El verano era mágico, canicular, perenne. Era papalotes al viento, guerras estratégicas de jalar para un lado y para el otro el hilo para dirigir su cola, llena de navajas de rasurar cruzadas como espolones, y cortar (“despachar”) el hilo del enemigo que dirigía el suyo a muchos metros de distancia. Distancia que se medía en canutos de hilo encerado de dos o tres pesos, que cortaba las manos y que detenía el armazón de papel y carrizo y que servía para unir el corazón al cometa, y para librar batallas aéreas que duraban hasta que el sol, que marcaba cabal el tiempo todavía, se ocultaba tras una montaña de azul acero.

El verano azul, todo era azul entonces, impelía a buscar cañas secas y a robar hilos de los costureros de las abuelas (antes había que buscar un puño de lombrices gordas y guardarlas en un frasco con tierra) para salir por la mañana a pescar unos pececillos flacos y vivaces que brillaban al sol cuando, de un jalón oportuno (la técnica no conocía el anzuelo), eran arrebatados, victimas de su gusto por la carne de lombriz de tierra, de las aguas mansas de arroyos que nunca conocieron la espuma del detergente (se secaron antes). Ya fuera del agua los tomábamos de entre la hierba sin lastimarlos y los echábamos en botellones de vidrio verde jade que contuvieron, antes, tónicos o aguardiente. Nosotros, embebidos del catecismo dominical, pensábamos que eran tantos los que sacábamos que seguramente en ese lugar (tan cerca del Seminario no podía ser de otro modo) se había ungido el milagro del pan y los peces de la Biblia.

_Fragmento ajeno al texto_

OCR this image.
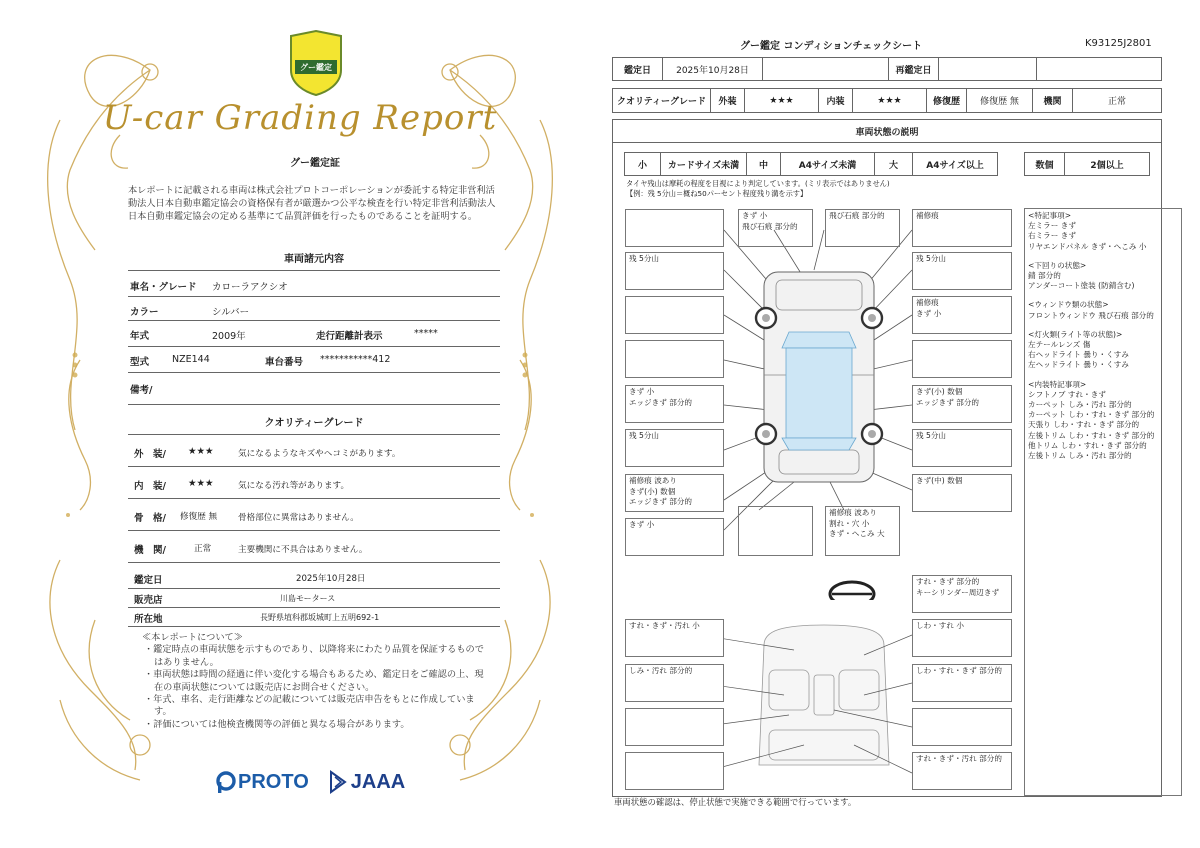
グー鑑定
U-car Grading Report
グー鑑定証
本レポートに記載される車両は株式会社プロトコーポレーションが委託する特定非営利活動法人日本自動車鑑定協会の資格保有者が厳選かつ公平な検査を行い特定非営利活動法人日本自動車鑑定協会の定める基準にて品質評価を行ったものであることを証明する。
車両諸元内容
車名・グレード カローラアクシオ
カラー	シルバー
年式	2009年	走行距離計表示	*****
型式 NZE144	車台番号 ***********412
備考/
クオリティーグレード
外　装/ ★★★	気になるようなキズやヘコミがあります。
内　装/ ★★★	気になる汚れ等があります。
骨　格/ 修復歴 無 骨格部位に異常はありません。
機　関/	正常	主要機関に不具合はありません。
鑑定日	2025年10月28日
販売店	川島モータース
所在地	長野県埴科郡坂城町上五明692-1
≪本レポートについて≫
・鑑定時点の車両状態を示すものであり、以降将来にわたり品質を保証するものではありません。
・車両状態は時間の経過に伴い変化する場合もあるため、鑑定日をご確認の上、現在の車両状態については販売店にお問合せください。
・年式、車名、走行距離などの記載については販売店申告をもとに作成しています。
・評価については他検査機関等の評価と異なる場合があります。
PROTO JAAA
グー鑑定 コンディションチェックシート	K93125J2801
鑑定日	2025年10月28日	再鑑定日
クオリティーグレード	外装	★★★	内装	★★★	修復歴	修復歴 無	機関	正常
車両状態の説明
小	カードサイズ未満	中	A4サイズ未満	大	A4サイズ以上	数個	2個以上
タイヤ残山は摩耗の程度を目視により判定しています。(ミリ表示ではありません)
【例：残 5分山＝概ね50パーセント程度残り溝を示す】
残 5分山
きず 小
エッジきず 部分的
残 5分山
補修痕 波あり
きず(小) 数個
エッジきず 部分的
きず 小
きず 小
飛び石痕 部分的
飛び石痕 部分的	補修痕
残 5分山
補修痕
きず 小
きず(小) 数個
エッジきず 部分的
残 5分山
きず(中) 数個
補修痕 波あり
割れ・穴 小
きず・へこみ 大
すれ・きず・汚れ 小
しみ・汚れ 部分的
すれ・きず 部分的
キーシリンダー周辺きず
しわ・すれ 小
しわ・すれ・きず 部分的
すれ・きず・汚れ 部分的
<特記事項>
左ミラー きず
右ミラー きず
リヤエンドパネル きず・へこみ 小
<下回りの状態>
錆 部分的
アンダーコート塗装 (防錆含む)
<ウィンドウ類の状態>
フロントウィンドウ 飛び石痕 部分的
<灯火類(ライト等の状態)>
左テールレンズ 傷
右ヘッドライト 曇り・くすみ
左ヘッドライト 曇り・くすみ
<内装特記事項>
シフトノブ すれ・きず
カーペット しみ・汚れ 部分的
カーペット しわ・すれ・きず 部分的
天張り しわ・すれ・きず 部分的
左後トリム しわ・すれ・きず 部分的
他トリム しわ・すれ・きず 部分的
左後トリム しみ・汚れ 部分的
車両状態の確認は、停止状態で実施できる範囲で行っています。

Las vacaciones de verano, de esos veranos viejos y aromáticos, no terminaban nunca porque no había pantallas de computadoras anunciando la hora, ni programas de televisión apurando los días para transmitirse.

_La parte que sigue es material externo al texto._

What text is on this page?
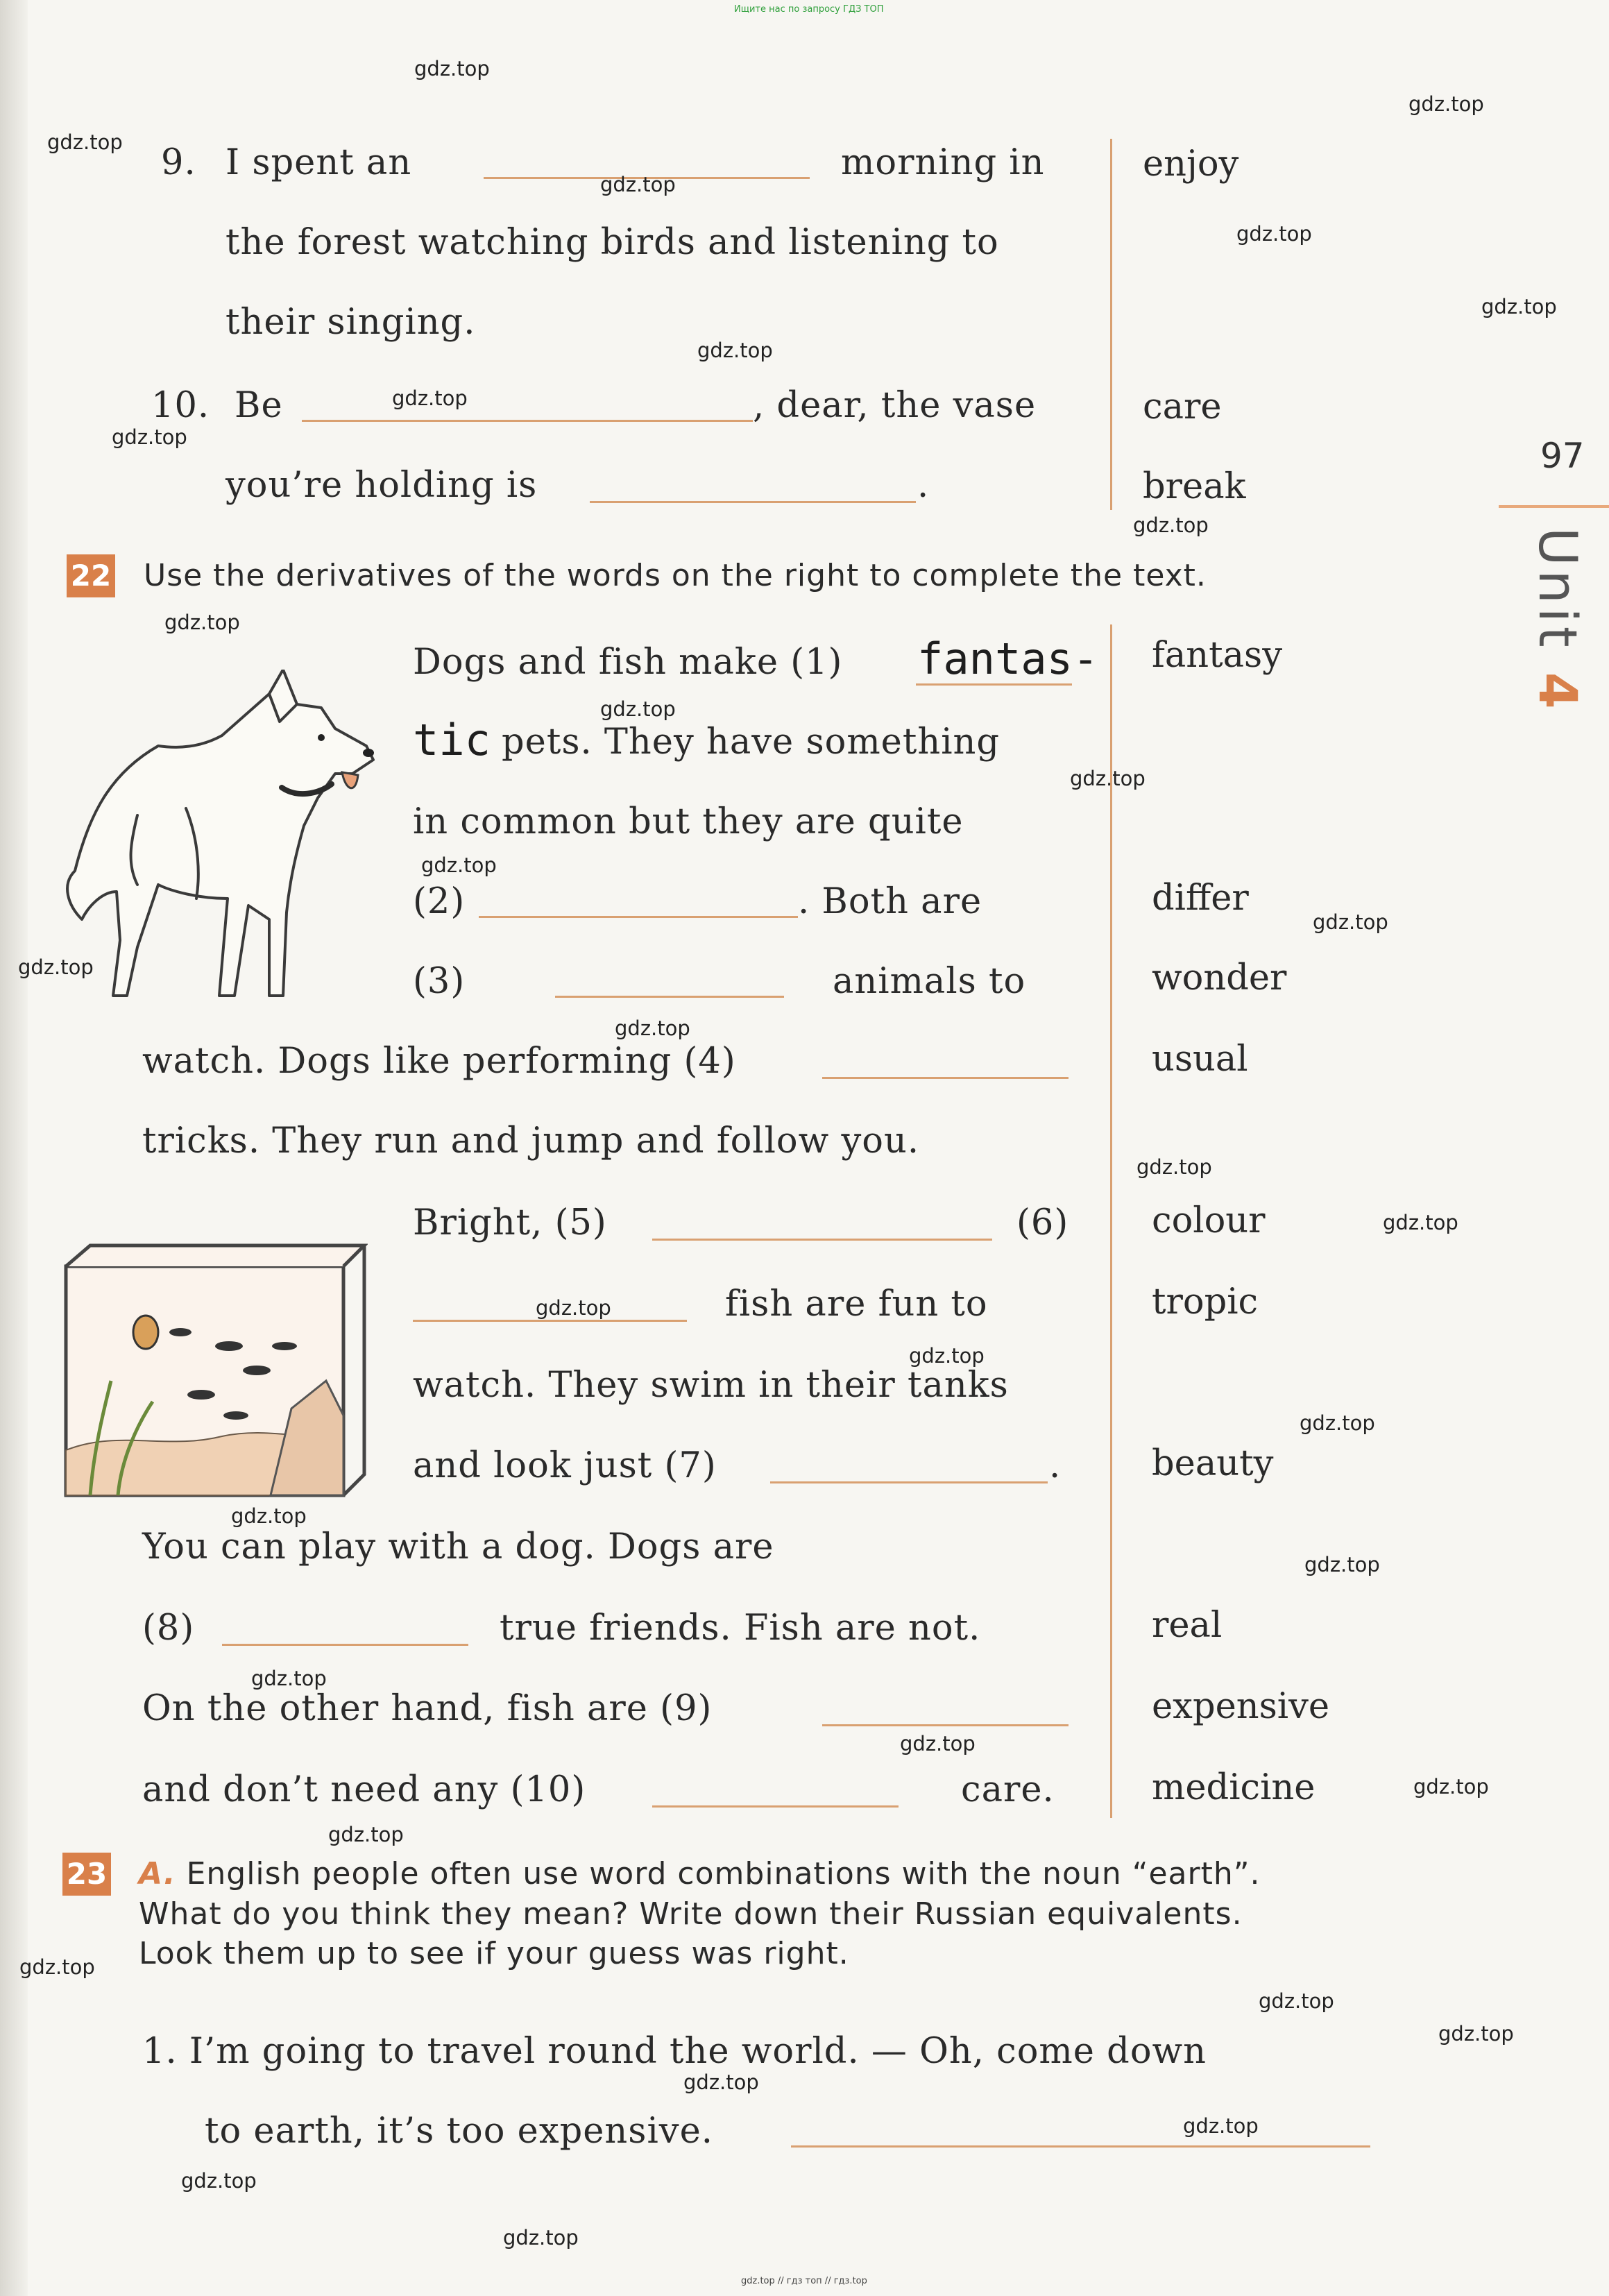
Ищите нас по запросу ГДЗ ТОП
gdz.top // гдз топ // гдз.top
97
Unit 4
9. I spent an	morning in
the forest watching birds and listening to
their singing.
enjoy
10. Be	, dear, the vase
you’re holding is	.
care
break
22 Use the derivatives of the words on the right to complete the text.
Dogs and fish make (1) fantas-
tic pets. They have something
in common but they are quite
(2)	. Both are
(3)	animals to
watch. Dogs like performing (4)
tricks. They run and jump and follow you.
Bright, (5)	(6)
fish are fun to
watch. They swim in their tanks
and look just (7)	.
You can play with a dog. Dogs are
(8)	true friends. Fish are not.
On the other hand, fish are (9)
and don’t need any (10)	care.
fantasy
differ
wonder
usual
colour
tropic
beauty
real
expensive
medicine
23 A. English people often use word combinations with the noun “earth”.
What do you think they mean? Write down their Russian equivalents.
Look them up to see if your guess was right.
1. I’m going to travel round the world. — Oh, come down
to earth, it’s too expensive.
gdz.top
gdz.top
gdz.top
gdz.top
gdz.top
gdz.top
gdz.top
gdz.top
gdz.top
gdz.top
gdz.top
gdz.top
gdz.top
gdz.top
gdz.top
gdz.top
gdz.top
gdz.top
gdz.top
gdz.top
gdz.top
gdz.top
gdz.top
gdz.top
gdz.top
gdz.top
gdz.top
gdz.top
gdz.top
gdz.top
gdz.top
gdz.top
gdz.top
gdz.top
gdz.top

El centro de la ciudad era una aventura urbana a la que sólo se podía acceder los domingos, previa misa en la Catedral y, a veces, matiné también; los algodones de azúcar costaban cincuenta centavos, centavos enormes de níquel brillante que agujereaba las bolsas de los pantalones y que mientras se poseían significaban toda la riqueza del mundo, mucho más que la del rey Salomón, que había que ver (decían las monjas) era riquísimo.

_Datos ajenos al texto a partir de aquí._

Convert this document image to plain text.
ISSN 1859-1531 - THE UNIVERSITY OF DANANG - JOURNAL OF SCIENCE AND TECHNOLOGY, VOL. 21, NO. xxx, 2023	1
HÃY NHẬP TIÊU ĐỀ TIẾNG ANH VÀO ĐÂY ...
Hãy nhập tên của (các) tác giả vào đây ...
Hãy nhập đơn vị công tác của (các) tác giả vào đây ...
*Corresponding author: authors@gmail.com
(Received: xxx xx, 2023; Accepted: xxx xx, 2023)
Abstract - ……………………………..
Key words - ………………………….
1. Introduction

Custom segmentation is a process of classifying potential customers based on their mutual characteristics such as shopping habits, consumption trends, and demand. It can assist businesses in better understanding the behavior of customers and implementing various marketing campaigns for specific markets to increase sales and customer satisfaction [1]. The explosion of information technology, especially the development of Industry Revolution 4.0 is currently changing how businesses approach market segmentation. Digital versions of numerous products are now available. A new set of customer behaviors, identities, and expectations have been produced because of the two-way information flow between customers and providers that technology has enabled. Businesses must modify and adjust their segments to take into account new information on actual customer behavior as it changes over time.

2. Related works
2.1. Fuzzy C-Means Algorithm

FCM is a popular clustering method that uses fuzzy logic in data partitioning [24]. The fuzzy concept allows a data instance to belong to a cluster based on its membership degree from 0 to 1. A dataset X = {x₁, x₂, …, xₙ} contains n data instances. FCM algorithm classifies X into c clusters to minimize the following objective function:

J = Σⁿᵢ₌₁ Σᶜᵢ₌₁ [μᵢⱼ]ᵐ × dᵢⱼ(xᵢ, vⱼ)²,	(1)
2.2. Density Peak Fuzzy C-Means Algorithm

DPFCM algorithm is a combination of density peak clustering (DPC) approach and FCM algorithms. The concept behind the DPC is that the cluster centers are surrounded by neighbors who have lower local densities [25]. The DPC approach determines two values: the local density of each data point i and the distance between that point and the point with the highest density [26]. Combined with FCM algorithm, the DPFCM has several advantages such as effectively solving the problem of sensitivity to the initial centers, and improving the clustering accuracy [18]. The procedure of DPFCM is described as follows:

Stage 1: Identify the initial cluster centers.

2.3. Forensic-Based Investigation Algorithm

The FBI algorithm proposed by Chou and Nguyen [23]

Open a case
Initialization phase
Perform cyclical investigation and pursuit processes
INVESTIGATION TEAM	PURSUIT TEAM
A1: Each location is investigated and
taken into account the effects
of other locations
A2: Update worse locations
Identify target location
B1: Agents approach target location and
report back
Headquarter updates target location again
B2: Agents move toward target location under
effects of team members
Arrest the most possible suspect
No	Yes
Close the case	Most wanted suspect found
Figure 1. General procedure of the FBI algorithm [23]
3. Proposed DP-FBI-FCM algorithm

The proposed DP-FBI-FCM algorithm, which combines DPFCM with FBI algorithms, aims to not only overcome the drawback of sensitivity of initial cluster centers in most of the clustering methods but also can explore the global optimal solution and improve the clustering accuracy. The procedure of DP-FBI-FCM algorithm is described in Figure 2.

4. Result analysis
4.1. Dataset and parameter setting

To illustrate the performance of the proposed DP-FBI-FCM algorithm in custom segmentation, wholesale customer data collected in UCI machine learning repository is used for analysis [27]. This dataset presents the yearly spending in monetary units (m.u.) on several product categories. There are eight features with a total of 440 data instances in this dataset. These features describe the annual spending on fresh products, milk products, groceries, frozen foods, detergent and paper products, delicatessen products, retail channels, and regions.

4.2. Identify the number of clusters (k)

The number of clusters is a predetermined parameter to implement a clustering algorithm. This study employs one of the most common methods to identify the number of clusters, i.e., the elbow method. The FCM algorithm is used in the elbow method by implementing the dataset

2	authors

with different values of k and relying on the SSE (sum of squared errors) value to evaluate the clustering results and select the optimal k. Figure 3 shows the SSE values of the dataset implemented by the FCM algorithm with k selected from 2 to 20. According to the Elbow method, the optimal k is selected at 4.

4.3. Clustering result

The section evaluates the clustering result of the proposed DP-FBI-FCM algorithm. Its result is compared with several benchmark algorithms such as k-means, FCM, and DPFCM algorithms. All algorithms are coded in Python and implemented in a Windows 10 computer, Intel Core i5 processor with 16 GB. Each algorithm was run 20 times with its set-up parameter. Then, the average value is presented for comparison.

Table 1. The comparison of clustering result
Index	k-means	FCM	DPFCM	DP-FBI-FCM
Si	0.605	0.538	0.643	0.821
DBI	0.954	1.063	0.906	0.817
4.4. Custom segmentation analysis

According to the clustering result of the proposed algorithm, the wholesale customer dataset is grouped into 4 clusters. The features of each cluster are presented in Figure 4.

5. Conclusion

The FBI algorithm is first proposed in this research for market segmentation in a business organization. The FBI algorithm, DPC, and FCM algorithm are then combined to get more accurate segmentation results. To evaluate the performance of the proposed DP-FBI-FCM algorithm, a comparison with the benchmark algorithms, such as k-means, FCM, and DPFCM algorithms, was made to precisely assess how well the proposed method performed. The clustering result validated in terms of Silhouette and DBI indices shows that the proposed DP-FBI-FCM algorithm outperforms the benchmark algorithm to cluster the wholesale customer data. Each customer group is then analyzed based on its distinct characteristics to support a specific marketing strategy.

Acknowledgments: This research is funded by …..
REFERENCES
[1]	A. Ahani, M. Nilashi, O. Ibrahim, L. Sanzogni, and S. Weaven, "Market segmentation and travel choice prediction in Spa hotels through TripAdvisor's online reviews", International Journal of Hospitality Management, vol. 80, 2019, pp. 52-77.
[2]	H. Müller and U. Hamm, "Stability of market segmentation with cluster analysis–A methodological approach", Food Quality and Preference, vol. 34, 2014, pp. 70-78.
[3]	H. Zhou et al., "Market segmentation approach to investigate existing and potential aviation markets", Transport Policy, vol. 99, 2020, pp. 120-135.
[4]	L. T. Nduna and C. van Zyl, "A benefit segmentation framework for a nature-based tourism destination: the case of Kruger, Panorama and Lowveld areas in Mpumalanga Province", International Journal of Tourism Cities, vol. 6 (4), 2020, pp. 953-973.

En fin, otros tiempos más amables corrían; más lentos —siempre y cuando no fuera día de Reyes—, medidos claramente por el viaje de un sol que muchas tardes era opacado por una neblina conocida y esperada, que bajaba desde la punta del Macuiltepetl y se iba apoderando de las calles, y empujaba a la gente dentro de sus casas y cerca de una mesa, llena de pan con olor a leña y pocillos de café endulzado con piloncillo y, si la casa era pudiente, hasta de bienoliente canela.